La playa Cala Junco, con su arena rojiza y formaciones rocosas únicas, es un espectáculo para la vista. Los amantes del buceo pueden explorar un naufragio inglés bajo el agua. Y si quieres descubrir más, la isla está rodeada de pequeños islotes como Basiluzzo o Bottaro.
3. Elba, Toscana
Muchos solo conocen Elba por haber sido el lugar de exilio de Napoleón, pero es una isla realmente mágica que muchos querríamos llamar hogar, para siempre.
Playas de aguas cristalinas, calas escondidas, delicias gastronómicas y un mar transparente te esperan aquí.
Además, Elba es la tercera isla más grande de Italia, por lo que hay mucho para disfrutar: buceo, pueblos históricos o una cena bajo las estrellas junto al mar.
4. Ponza, Lazio
Entre Roma y Nápoles, casi desapercibida, Ponza es un destino favorito también para los romanos.
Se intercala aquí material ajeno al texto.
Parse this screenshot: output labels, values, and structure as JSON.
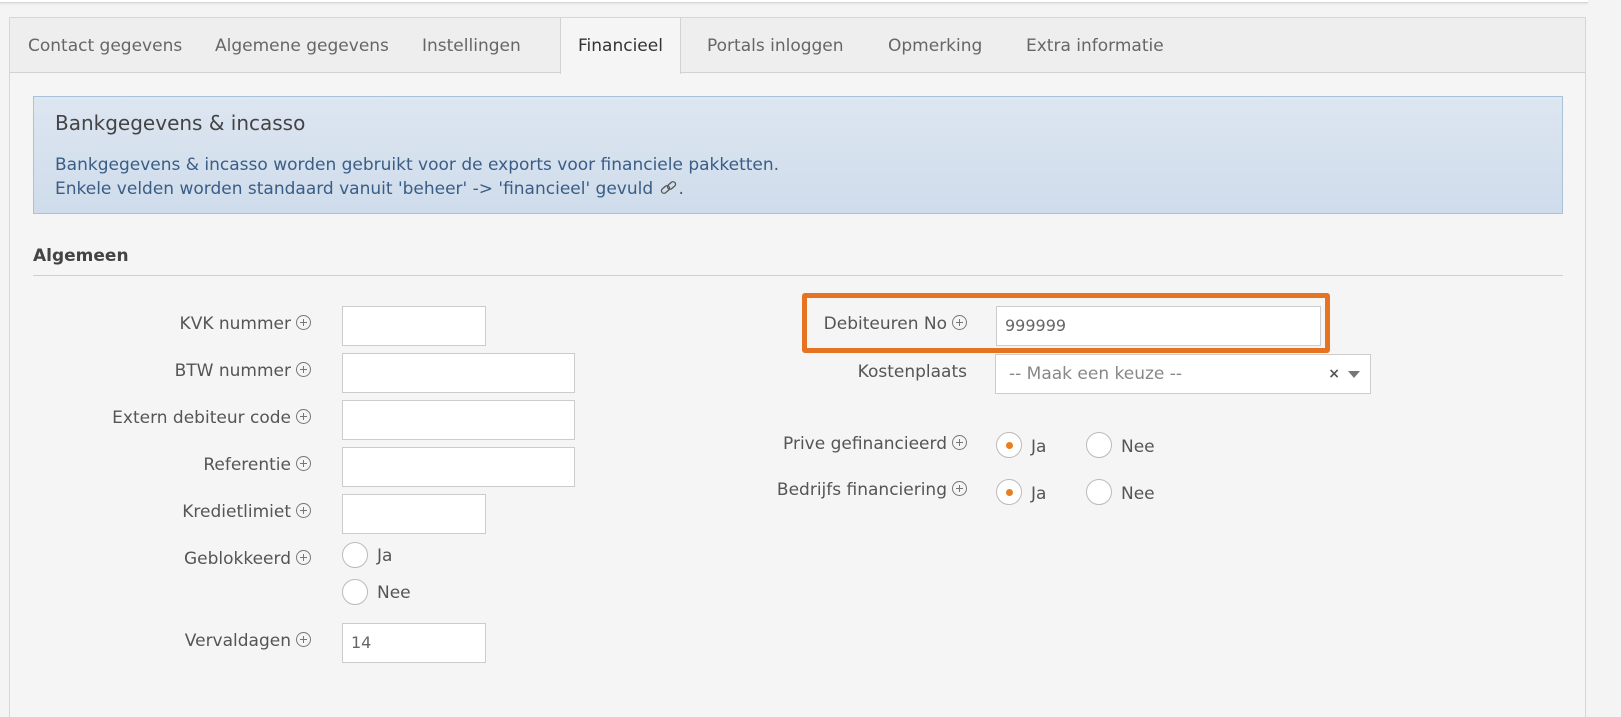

Su encanto está en la simplicidad: no hay atracciones obligatorias, solo casas coloridas sobre las rocas, aguas turquesas, playas y una paz infinita.
El ritmo local es lento y tranquilo, las comidas largas y felices. Y si te interesa la mitología, Ponza aparece en la Odisea de Homero como una de las paradas en el gran viaje.
5. Islas Borromeas, Lombardía
Aunque no se puede alojar en las Islas Borromeas, una excursión aquí es una experiencia inolvidable. Este pintoresco grupo de islas está en el corazón del Lago Maggiore, uno de los lagos alpinos más bellos de Italia.
Las islas han sido propiedad de la familia Borromeo desde el siglo XIV y aún conservan su antiguo esplendor noble. Isola Bella impresiona con su palacio barroco y jardines ornamentales, mientras que Isola Madre es famosa por su jardín botánico con especies raras. Si buscas un paseo romántico, un paseo en taxi acuático o un viaje en el tiempo, este es tu lugar.
6. San Domino, Apulia
La isla más grande del archipiélago de Tremiti, San Domino atrae cada vez a más viajeros, pero aún conserva su encanto original. Antes fue un campo de trabajo, hoy ofrece impresionantes arrecifes de coral, cuevas submarinas y bosques de pinos aromáticos para los amantes de la naturaleza.
Si buscas silencio y conexión con la naturaleza, aquí lo encontrarás. Y no olvides pasar por una trattoria familiar donde preparan el mismo plato fresco de mar desde hace generaciones.
7. Mazzorbo, Laguna de Venecia, Véneto
Si estás cansado de las calles abarrotadas de Venecia, Mazzorbo será un respiro. Esta pequeña isla está en una de las zonas más tranquilas de la laguna, conectada por un puente con la famosa isla de Burano. Los colores de sus casas —rojos profundos, óxidos y ocres— parecen sacados de un cuadro.
Aquí se encuentra el restaurante Venissa, galardonado con una estrella Michelin, pero el encanto de la isla va más allá de la gastronomía: iglesias decoradas con frescos medievales, pequeñas tiendas artesanales y paseos pausados te esperan en este lugar de cuento.